President and chief executive officer Frank Witney said, "We heard nothing further from them for over four months until they announced their unsolicited proposal on March 18. The Board of Directors of Affymetrix is firmly committed to carrying out its fiduciary duties and maximizing value for our stockholders while at the same time complying with the customary provisions of our merger agreement with Thermo Fisher."

In January, Thermo Fisher agreed to pay $14 per share to Affymetrix's shareholders, over 50% more than Affymetrix's closing price before the deal was announced. Marc Casper, chief executive officer of Thermo Fisher, said that Origin deal depends highly on inadequate funding support from a Chinese company and that US regulators will not allow Origin to proceed with its deal.

Bloomberg said that Origin's media contacts did not respond to its email regarding the offer. Origin Technologies is created by Affymetrix's previous executives group to acquire the California-based GeneChip maker.
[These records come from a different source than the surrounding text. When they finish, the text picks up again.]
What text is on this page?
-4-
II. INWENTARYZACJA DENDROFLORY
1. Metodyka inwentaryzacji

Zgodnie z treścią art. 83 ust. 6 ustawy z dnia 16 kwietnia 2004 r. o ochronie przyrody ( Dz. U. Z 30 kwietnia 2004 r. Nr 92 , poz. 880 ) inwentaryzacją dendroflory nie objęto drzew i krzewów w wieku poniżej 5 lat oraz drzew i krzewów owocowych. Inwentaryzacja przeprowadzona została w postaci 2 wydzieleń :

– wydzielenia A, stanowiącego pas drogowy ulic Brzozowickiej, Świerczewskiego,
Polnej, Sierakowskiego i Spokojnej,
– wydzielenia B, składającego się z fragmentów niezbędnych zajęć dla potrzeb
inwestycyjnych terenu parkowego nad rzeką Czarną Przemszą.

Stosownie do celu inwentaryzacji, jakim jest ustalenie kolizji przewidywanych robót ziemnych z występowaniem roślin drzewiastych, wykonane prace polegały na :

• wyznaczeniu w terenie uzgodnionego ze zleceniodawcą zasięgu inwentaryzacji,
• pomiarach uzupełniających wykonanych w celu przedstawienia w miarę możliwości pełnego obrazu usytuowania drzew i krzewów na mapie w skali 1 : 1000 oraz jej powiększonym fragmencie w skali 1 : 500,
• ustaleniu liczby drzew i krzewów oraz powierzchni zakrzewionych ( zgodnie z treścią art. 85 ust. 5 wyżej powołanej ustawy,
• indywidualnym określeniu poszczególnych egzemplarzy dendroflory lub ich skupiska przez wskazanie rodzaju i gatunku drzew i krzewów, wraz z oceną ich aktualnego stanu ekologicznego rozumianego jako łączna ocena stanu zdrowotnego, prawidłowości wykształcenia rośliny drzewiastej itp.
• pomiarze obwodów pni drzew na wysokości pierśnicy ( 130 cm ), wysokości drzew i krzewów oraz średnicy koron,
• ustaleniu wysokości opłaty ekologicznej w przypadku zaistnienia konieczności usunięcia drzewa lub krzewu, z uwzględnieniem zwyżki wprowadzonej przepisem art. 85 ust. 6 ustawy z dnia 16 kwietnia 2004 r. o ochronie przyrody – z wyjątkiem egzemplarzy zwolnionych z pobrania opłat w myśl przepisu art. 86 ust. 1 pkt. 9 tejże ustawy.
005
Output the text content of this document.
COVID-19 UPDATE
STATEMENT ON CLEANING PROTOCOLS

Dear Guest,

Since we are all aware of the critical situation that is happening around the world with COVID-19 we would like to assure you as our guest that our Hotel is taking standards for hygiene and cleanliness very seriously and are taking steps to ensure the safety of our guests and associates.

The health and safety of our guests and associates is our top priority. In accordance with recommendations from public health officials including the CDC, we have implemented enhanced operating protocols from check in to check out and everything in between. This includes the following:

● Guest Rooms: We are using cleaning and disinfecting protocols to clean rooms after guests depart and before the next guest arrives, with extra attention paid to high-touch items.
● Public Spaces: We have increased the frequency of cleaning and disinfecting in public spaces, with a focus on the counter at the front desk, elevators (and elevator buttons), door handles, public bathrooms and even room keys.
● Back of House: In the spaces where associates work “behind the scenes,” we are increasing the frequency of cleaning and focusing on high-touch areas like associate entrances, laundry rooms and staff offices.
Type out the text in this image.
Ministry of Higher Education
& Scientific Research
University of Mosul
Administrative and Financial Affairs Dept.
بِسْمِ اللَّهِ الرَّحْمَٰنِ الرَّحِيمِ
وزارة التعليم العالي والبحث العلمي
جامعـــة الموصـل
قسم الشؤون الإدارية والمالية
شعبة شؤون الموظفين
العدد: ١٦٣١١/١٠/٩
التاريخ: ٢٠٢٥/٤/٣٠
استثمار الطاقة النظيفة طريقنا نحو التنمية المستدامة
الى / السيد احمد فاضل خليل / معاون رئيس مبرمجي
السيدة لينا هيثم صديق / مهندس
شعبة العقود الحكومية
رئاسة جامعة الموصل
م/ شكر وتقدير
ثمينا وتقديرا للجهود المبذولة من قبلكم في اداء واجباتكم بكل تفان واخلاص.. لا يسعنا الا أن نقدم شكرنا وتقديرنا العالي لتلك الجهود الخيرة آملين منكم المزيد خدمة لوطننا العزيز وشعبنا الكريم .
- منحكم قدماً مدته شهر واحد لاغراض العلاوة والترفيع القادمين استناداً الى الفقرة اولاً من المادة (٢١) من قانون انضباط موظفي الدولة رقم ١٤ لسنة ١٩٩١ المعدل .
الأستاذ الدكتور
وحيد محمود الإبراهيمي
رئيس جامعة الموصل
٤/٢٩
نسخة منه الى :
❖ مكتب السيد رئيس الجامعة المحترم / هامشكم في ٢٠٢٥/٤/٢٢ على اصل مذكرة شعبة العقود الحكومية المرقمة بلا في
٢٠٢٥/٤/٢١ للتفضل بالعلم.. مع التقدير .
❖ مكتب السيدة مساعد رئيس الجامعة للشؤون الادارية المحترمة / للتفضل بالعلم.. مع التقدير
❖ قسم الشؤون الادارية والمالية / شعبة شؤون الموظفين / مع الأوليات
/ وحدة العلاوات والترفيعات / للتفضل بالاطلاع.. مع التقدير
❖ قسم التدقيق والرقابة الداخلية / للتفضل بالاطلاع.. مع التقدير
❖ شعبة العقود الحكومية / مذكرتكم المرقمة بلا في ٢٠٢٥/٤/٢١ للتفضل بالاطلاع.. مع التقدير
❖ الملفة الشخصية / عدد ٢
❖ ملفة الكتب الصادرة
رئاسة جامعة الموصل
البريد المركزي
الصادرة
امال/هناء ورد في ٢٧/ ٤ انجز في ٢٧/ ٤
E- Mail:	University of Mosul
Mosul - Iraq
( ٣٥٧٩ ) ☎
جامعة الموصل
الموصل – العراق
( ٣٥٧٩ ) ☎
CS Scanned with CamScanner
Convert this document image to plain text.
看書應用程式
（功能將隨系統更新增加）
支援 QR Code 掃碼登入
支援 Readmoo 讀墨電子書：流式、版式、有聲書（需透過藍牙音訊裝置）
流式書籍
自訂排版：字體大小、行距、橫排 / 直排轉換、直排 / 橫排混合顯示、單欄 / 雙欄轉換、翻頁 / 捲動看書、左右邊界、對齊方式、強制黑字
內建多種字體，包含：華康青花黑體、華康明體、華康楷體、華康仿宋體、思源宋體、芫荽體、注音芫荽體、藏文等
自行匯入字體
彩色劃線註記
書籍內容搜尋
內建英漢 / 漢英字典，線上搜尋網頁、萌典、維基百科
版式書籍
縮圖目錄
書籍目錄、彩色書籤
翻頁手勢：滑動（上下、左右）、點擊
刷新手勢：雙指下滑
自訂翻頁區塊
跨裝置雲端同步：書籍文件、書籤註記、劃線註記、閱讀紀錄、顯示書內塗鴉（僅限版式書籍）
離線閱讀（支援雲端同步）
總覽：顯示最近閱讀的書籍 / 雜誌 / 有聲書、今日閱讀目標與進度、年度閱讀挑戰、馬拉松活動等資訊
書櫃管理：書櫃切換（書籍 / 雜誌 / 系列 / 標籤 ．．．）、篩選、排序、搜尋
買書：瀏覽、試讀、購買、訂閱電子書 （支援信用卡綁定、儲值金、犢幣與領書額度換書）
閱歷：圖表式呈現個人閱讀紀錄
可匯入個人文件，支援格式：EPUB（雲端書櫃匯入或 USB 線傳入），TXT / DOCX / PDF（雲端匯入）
Affymetrix recommends its shareholders to vote in favour of Thermo Fisher's offer and there seems to be an aggressive battle for votes between the company and its suitor. The company is not requesting an "Adverse Recommendation Change" till this date. In connection with this transaction, Morgan Stanley and Davis Polk & Wardwell LLP are acting as financial advisor and legal counsel respectively to Affymetrix.

Affymetrix's shares have jumped 14.21% over the previous week and improved 14.38% in the past four week period. Shares of the company increased 14.05% on Friday trading session. The Securities Exchange Commission has disclosed that Trice Robert, a director at Affymetrix, sold his shareholdings in the company in a deal worth $23,500. Mizuho Securities lowered its rating on the stock to neutral from a buy rating, as reported by Street Edition.

Affymetrix's rejection to the Origin's insufficient cash offer reflects its desire to select Thermo Fisher as its potential suitor. It seems Thermo Fisher is gaining the ground over other suitors in the industry to acquire Affymetrix.